In this example, we do not need to remove \(s\) from the basis of \(Q'\) because it is not in the basis of \(Q'\). Thus, we start by removing the column corresponding to \(s\) from the tableau and restoring the original objective function of \(P\):

\[\begin{array}{|r|rrrr|rrr|} \hline & x_1 & x_2 & y_3 & y_4 & y_1 & x_3 & y_2 \\ \hline 1 & 1 & & & & \frac{1}{2} & -\frac{1}{2} & -\frac{1}{2} \\ 1 & & 1 & & & -\frac{3}{4} & \frac{5}{4} & \frac{1}{4} \\ 9 & & & 1 & & -\frac{1}{2} & \frac{7}{2} & \frac{1}{2} \\ 7 & & & & 1 & \frac{1}{4} & \frac{1}{4} & \frac{1}{4} \\ \hline 0 & 1 & -2 & & & & 1 & \\ \hline \end{array}\]

To turn \((x_1, x_2, y_3, y_4)\) into a proper basis, we need to ensure that \(x_1\) and \(x_2\) have coefficient \(0\) in the objective function, which we can achieve by subtracting the first row from the objective function row and adding the second row multiplied by \(2\) to the objective function row:

\[\begin{array}{|r|rrrr|rrr|} \hline & x_1 & x_2 & y_3 & y_4 & y_1 & x_3 & y_2 \\ \hline 1 & 1 & & & & \frac{1}{2} & -\frac{1}{2} & -\frac{1}{2} \\ 1 & & 1 & & & -\frac{3}{4} & \frac{5}{4} & \frac{1}{4} \\ 9 & & & 1 & & -\frac{1}{2} & \frac{7}{2} & \frac{1}{2} \\ 7 & & & & 1 & \frac{1}{4} & \frac{1}{4} & \frac{1}{4} \\ \hline 1 & & & & & -2 & 4 & 1 \\ \hline \end{array}\]

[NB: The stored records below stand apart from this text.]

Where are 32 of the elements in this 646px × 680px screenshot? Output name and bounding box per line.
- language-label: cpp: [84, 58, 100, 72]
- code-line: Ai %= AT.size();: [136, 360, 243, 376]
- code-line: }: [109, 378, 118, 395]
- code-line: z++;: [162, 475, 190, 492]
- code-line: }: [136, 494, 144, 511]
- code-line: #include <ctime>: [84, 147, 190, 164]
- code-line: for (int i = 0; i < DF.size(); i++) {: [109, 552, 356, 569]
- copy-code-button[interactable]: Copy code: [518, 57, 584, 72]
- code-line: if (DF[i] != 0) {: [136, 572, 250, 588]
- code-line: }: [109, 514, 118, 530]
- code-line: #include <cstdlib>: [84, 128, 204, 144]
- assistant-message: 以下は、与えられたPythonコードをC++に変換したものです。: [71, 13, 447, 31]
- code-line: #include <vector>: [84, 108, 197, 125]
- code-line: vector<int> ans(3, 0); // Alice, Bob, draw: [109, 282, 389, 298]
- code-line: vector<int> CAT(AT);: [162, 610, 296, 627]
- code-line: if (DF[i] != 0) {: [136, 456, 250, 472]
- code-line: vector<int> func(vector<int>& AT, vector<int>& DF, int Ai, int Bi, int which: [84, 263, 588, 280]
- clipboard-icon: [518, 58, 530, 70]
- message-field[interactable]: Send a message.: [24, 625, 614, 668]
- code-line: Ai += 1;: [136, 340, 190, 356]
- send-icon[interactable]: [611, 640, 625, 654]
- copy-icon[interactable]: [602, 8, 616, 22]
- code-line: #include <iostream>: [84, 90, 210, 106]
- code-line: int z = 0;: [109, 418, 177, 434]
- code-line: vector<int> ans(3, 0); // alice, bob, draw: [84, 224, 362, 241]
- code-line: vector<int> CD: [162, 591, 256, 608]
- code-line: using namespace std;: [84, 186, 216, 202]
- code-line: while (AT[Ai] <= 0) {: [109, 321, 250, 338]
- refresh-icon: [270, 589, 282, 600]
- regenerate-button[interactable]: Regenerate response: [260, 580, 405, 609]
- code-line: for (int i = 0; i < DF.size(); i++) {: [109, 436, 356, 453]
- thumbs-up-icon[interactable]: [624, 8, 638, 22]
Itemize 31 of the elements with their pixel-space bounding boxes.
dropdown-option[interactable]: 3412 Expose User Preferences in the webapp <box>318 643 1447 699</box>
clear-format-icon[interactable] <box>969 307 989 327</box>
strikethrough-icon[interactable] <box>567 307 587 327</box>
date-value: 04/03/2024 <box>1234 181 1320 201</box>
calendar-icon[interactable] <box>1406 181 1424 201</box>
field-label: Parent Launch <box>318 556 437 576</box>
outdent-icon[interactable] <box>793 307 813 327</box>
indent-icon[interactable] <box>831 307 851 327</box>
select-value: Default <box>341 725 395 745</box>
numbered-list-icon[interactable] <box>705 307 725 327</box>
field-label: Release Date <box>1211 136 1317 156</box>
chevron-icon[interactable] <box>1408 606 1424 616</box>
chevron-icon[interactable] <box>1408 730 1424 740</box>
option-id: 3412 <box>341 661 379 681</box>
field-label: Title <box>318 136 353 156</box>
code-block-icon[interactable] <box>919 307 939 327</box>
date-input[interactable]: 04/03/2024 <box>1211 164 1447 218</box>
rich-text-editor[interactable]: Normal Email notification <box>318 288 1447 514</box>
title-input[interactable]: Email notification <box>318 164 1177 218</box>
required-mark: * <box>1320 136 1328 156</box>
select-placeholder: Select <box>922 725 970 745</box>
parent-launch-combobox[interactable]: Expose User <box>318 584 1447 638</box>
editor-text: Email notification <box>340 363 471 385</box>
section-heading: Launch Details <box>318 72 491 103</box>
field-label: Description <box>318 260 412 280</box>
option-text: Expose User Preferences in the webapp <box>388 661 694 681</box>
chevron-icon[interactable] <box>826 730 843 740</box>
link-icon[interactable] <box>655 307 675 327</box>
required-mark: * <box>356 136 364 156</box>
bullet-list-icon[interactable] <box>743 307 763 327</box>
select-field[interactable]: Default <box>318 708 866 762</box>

We now have an LP \(P^{(0)}\) that is equivalent to our original LP \(P\) and which has the BFS \(x_1 = 1\), \(x_2 = 1\), \(y_3 = 9\), \(y_4 = 7\), and \(y_1 = x_3 = y_2 = 0\). This is not necessarily an optimal solution yet because \(x_3\) and \(y_2\) both have positive coefficients in the objective function. So let us try to find an optimal solution, by continuing to pivot. We now enter the optimization phase of solving \(P\).